The Prime Minister on December 7, 2016 considered the letter from chief minister, government of Sindh, of December 3, 2016 on Karachi Circular Railway and approved, in principle, the inclusion of KCR project in the China Pakistan Economic Corridor (CPEC) and provision of a sovereign guarantee for the KCR on the same lines as was provided to the Lahore Orange Line Metro Train project.
In the 6th Joint Cooperation Committee (JCC) meeting held in Beijing on December 29, 2016, the JCC agreed, in principle, for the inclusion of KCR, Quetta Mass Transit System and the Greater Peshawar Region Mass Transit System as a component of the CPEC and further instructed the transport infrastructure Joint Working Group (JWG) to work out proposals on the implementation of these projects on the basis of further studies and consultations.

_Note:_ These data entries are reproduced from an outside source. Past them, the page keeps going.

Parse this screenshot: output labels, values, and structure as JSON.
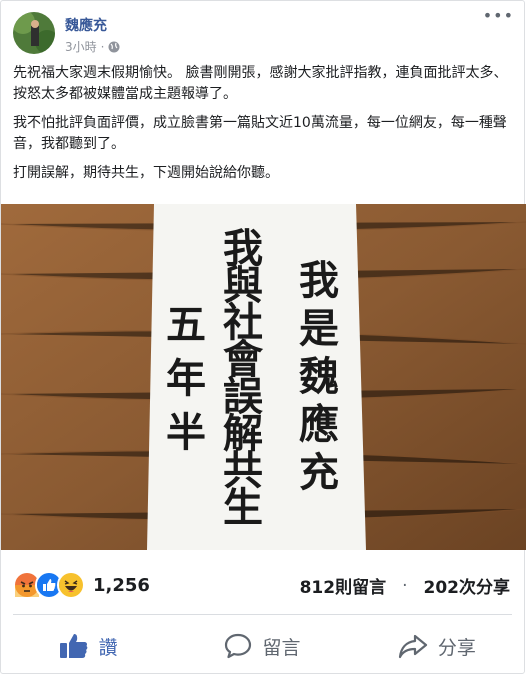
{
  "post": {
    "author": "魏應充",
    "time": "3小時",
    "paragraphs": [
      "先祝福大家週末假期愉快。 臉書剛開張，感謝大家批評指教，連負面批評太多、按怒太多都被媒體當成主題報導了。",
      "我不怕批評負面評價，成立臉書第一篇貼文近10萬流量，每一位網友，每一種聲音，我都聽到了。",
      "打開誤解，期待共生，下週開始說給你聽。"
    ],
    "photo": {
      "columns": [
        [
          "我",
          "是",
          "魏",
          "應",
          "充"
        ],
        [
          "我",
          "與",
          "社",
          "會",
          "誤",
          "解",
          "共",
          "生"
        ],
        [
          "五",
          "年",
          "半"
        ]
      ]
    }
  },
  "engagement": {
    "reaction_count": "1,256",
    "reaction_icons": [
      "angry-icon",
      "like-icon",
      "haha-icon"
    ],
    "comments": "812則留言",
    "separator": "·",
    "shares": "202次分享"
  },
  "actions": {
    "like": "讚",
    "comment": "留言",
    "share": "分享"
  },
  "colors": {
    "link": "#385898",
    "like_active": "#4267b2",
    "muted": "#606770",
    "wood": "#8a5a32"
  }
}
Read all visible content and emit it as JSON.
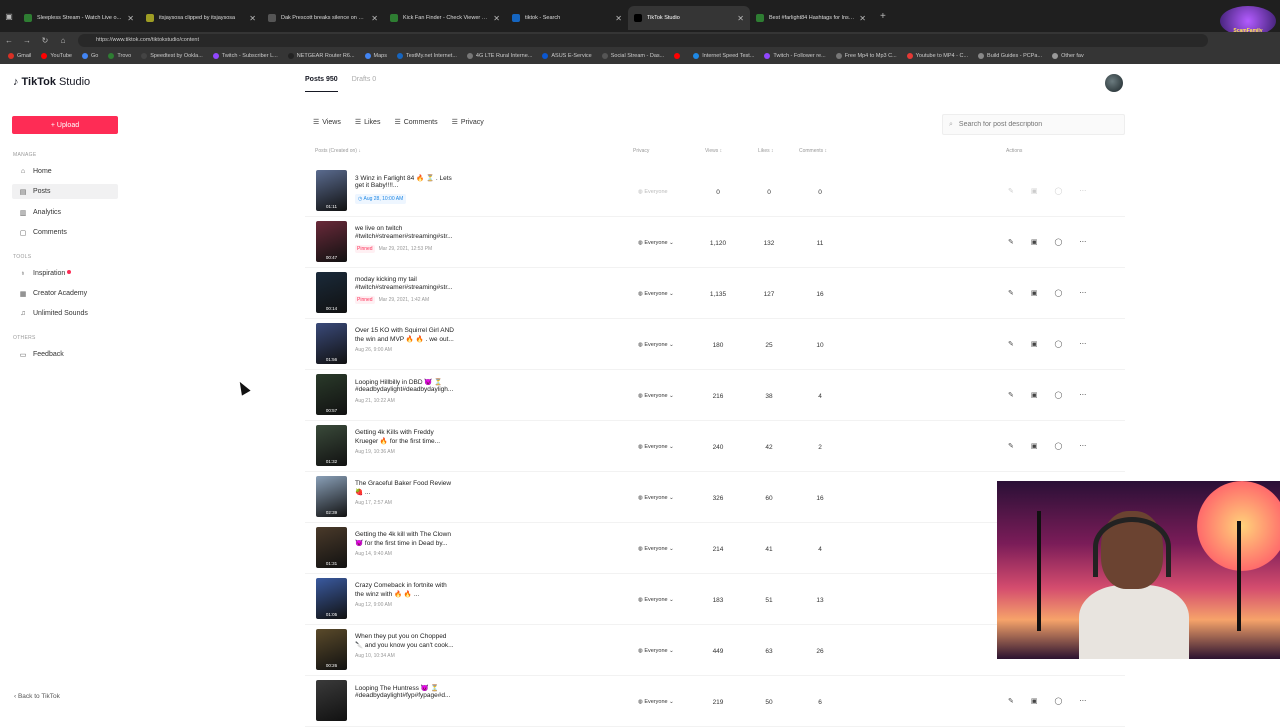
{
  "browser": {
    "tabs": [
      {
        "title": "Sleepless Stream - Watch Live o...",
        "color": "#2e7d32"
      },
      {
        "title": "itsjaysosa clipped by itsjaysosa",
        "color": "#9e9d24"
      },
      {
        "title": "Dak Prescott breaks silence on w...",
        "color": "#555555"
      },
      {
        "title": "Kick Fan Finder - Check Viewer St...",
        "color": "#2e7d32"
      },
      {
        "title": "tiktok - Search",
        "color": "#1565c0"
      },
      {
        "title": "TikTok Studio",
        "color": "#000000"
      },
      {
        "title": "Best #farlight84 Hashtags for Inst...",
        "color": "#2e7d32"
      }
    ],
    "url": "https://www.tiktok.com/tiktokstudio/content",
    "bookmarks": [
      "Gmail",
      "YouTube",
      "Go",
      "Trovo",
      "Speedtest by Ookla...",
      "Twitch - Subscriber L...",
      "NETGEAR Router R6...",
      "Maps",
      "TestMy.net Internet...",
      "4G LTE Rural Interne...",
      "ASUS E-Service",
      "Social Stream - Das...",
      "",
      "Internet Speed Test...",
      "Twitch - Follower re...",
      "Free Mp4 to Mp3 C...",
      "Youtube to MP4 - C...",
      "Build Guides - PCPa...",
      "Other fav"
    ],
    "streamer_logo": "ScamFamily"
  },
  "sidebar": {
    "logo_brand": "TikTok",
    "logo_product": "Studio",
    "upload_label": "+ Upload",
    "section_manage": "MANAGE",
    "section_tools": "TOOLS",
    "section_others": "OTHERS",
    "items": {
      "home": "Home",
      "posts": "Posts",
      "analytics": "Analytics",
      "comments": "Comments",
      "inspiration": "Inspiration",
      "creator_academy": "Creator Academy",
      "unlimited_sounds": "Unlimited Sounds",
      "feedback": "Feedback"
    },
    "back_link": "‹ Back to TikTok"
  },
  "main": {
    "tab_posts": "Posts 950",
    "tab_drafts": "Drafts 0",
    "filters": {
      "views": "Views",
      "likes": "Likes",
      "comments": "Comments",
      "privacy": "Privacy"
    },
    "search_placeholder": "Search for post description",
    "headers": {
      "posts": "Posts (Created on) ↓",
      "privacy": "Privacy",
      "views": "Views ↕",
      "likes": "Likes ↕",
      "comments": "Comments ↕",
      "actions": "Actions"
    }
  },
  "posts": [
    {
      "line1": "3 Winz in Farlight 84 🔥 ⏳ . Lets",
      "line2": "get it Baby!!!!...",
      "badge": "",
      "date": "Aug 28, 10:00 AM",
      "scheduled": true,
      "duration": "01:11",
      "privacy": "Everyone",
      "views": "0",
      "likes": "0",
      "comments": "0",
      "color": "#5a6b8f"
    },
    {
      "line1": "we live on twitch",
      "line2": "#twitch#streamer#streaming#str...",
      "badge": "Pinned",
      "date": "Mar 29, 2021, 12:53 PM",
      "scheduled": false,
      "duration": "00:47",
      "privacy": "Everyone",
      "views": "1,120",
      "likes": "132",
      "comments": "11",
      "color": "#6a2a3a"
    },
    {
      "line1": "moday kicking my tail",
      "line2": "#twitch#streamer#streaming#str...",
      "badge": "Pinned",
      "date": "Mar 29, 2021, 1:42 AM",
      "scheduled": false,
      "duration": "00:14",
      "privacy": "Everyone",
      "views": "1,135",
      "likes": "127",
      "comments": "16",
      "color": "#1a2a3a"
    },
    {
      "line1": "Over 15 KO with Squirrel Girl AND",
      "line2": "the win and MVP 🔥 🔥 . we out...",
      "badge": "",
      "date": "Aug 26, 9:00 AM",
      "scheduled": false,
      "duration": "01:56",
      "privacy": "Everyone",
      "views": "180",
      "likes": "25",
      "comments": "10",
      "color": "#3a4a7a"
    },
    {
      "line1": "Looping Hillbilly in DBD 😈 ⏳",
      "line2": "#deadbydaylight#deadbydayligh...",
      "badge": "",
      "date": "Aug 21, 10:22 AM",
      "scheduled": false,
      "duration": "00:57",
      "privacy": "Everyone",
      "views": "216",
      "likes": "38",
      "comments": "4",
      "color": "#2a3a2a"
    },
    {
      "line1": "Getting 4k Kills with Freddy",
      "line2": "Krueger 🔥 for the first time...",
      "badge": "",
      "date": "Aug 19, 10:36 AM",
      "scheduled": false,
      "duration": "01:32",
      "privacy": "Everyone",
      "views": "240",
      "likes": "42",
      "comments": "2",
      "color": "#3a4a3a"
    },
    {
      "line1": "The Graceful Baker Food Review",
      "line2": "🍓 ...",
      "badge": "",
      "date": "Aug 17, 2:57 AM",
      "scheduled": false,
      "duration": "02:39",
      "privacy": "Everyone",
      "views": "326",
      "likes": "60",
      "comments": "16",
      "color": "#8aa0b8"
    },
    {
      "line1": "Getting the 4k kill with The Clown",
      "line2": "😈 for the first time in Dead by...",
      "badge": "",
      "date": "Aug 14, 9:40 AM",
      "scheduled": false,
      "duration": "01:31",
      "privacy": "Everyone",
      "views": "214",
      "likes": "41",
      "comments": "4",
      "color": "#4a3a2a"
    },
    {
      "line1": "Crazy Comeback in fortnite with",
      "line2": "the winz with 🔥 🔥 ...",
      "badge": "",
      "date": "Aug 12, 9:00 AM",
      "scheduled": false,
      "duration": "01:05",
      "privacy": "Everyone",
      "views": "183",
      "likes": "51",
      "comments": "13",
      "color": "#3a5aa0"
    },
    {
      "line1": "When they put you on Chopped",
      "line2": "🔪 and you know you can't cook...",
      "badge": "",
      "date": "Aug 10, 10:34 AM",
      "scheduled": false,
      "duration": "00:26",
      "privacy": "Everyone",
      "views": "449",
      "likes": "63",
      "comments": "26",
      "color": "#5a4a2a"
    },
    {
      "line1": "Looping The Huntress 😈 ⏳",
      "line2": "#deadbydaylight#fyp#fypage#d...",
      "badge": "",
      "date": "",
      "scheduled": false,
      "duration": "",
      "privacy": "Everyone",
      "views": "219",
      "likes": "50",
      "comments": "6",
      "color": "#3a3a3a"
    }
  ]
}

Prior to approval of the KCR project by the ECNEC, on the request from government of Sindh, a feasibility study was shared with China. The project envisaging revival/construction of 43.2km standard gauge (1,435 mm) double railway track (14.945 km at-grade and 28.18 km elevated) with allied structures on the existing land reserved for KCR with a total 24 of stations was approved by the ECNEC in its meeting held on October 6, 2017 at a rationalized cost of Rs 207.546 billion including FEC/Chinese loan of same amount equivalent to $1.971 billion. The project having a 36=month completion period was proposed to be executed on EPC (Engineering Procurement Construction) basis under CPEC framework agreement. The cost of the project including repayment of loan would be borne by the government of Sindh.
The secretary, Ministry of Planning, Development and Reform further briefed the committee that the projected ridership as per feasibility study was estimated at 515,000 passengers per day in initial stage (2025), 680,000 persons per day in short-term (2030), and 746,000 persons per day in the long-term (2040). Scope of the project also includes procurement of 162 locomotives having a seating capacity of 250 with DC traction power supply of 750V to be provided through third rail running along the track, besides provision for a centralized power supply system and allied facilities. The Planning & Development Department, government of Sindh, has stated that a delegation from the government of Sindh would visit China to discuss modalities of execution of the subject project with the Ministry of Commerce, Ministry of Transport of China and China Exim Bank. It was further stated that the 7th JCC meeting was scheduled to be held on November 21, 2017 in Islamabad wherein further deliberations would be made upon the settlement of formalities and financing arrangements before execution of the project.
The Ministry of Planning, Development and Reform requested the Cabinet Committee on CPEC for approval of modified framework agreement for KCR project for entering into negotiations with China.
During ensuing discussion, the secretary railways expressed her concern over the alignment of proposed Karachi Circular Railway (KCR) as it would overlap the route of another critical CPEC project, ie, ML-I (up-gradation of the existing main line to Peshawar). She also explained how right of way (ROW) for both KCR and ML-I would be shared. She emphasized on resolving the issue prior to negotiate framework agreement of both projects.
However, the secretary Finance Division stated that they have not complete information about the total cost of the project. He requested Planning, Development & Reform Division to provide total estimated cost of the project for issuance of a sovereign guarantee. The Prime Minister observed that ML-I project would be affected by KCR due to the issues raised by the secretary railways. He directed Planning, Development & Reform Division to take into account the concerns of Ministry of Railways while negotiating the framework agreement of both projects.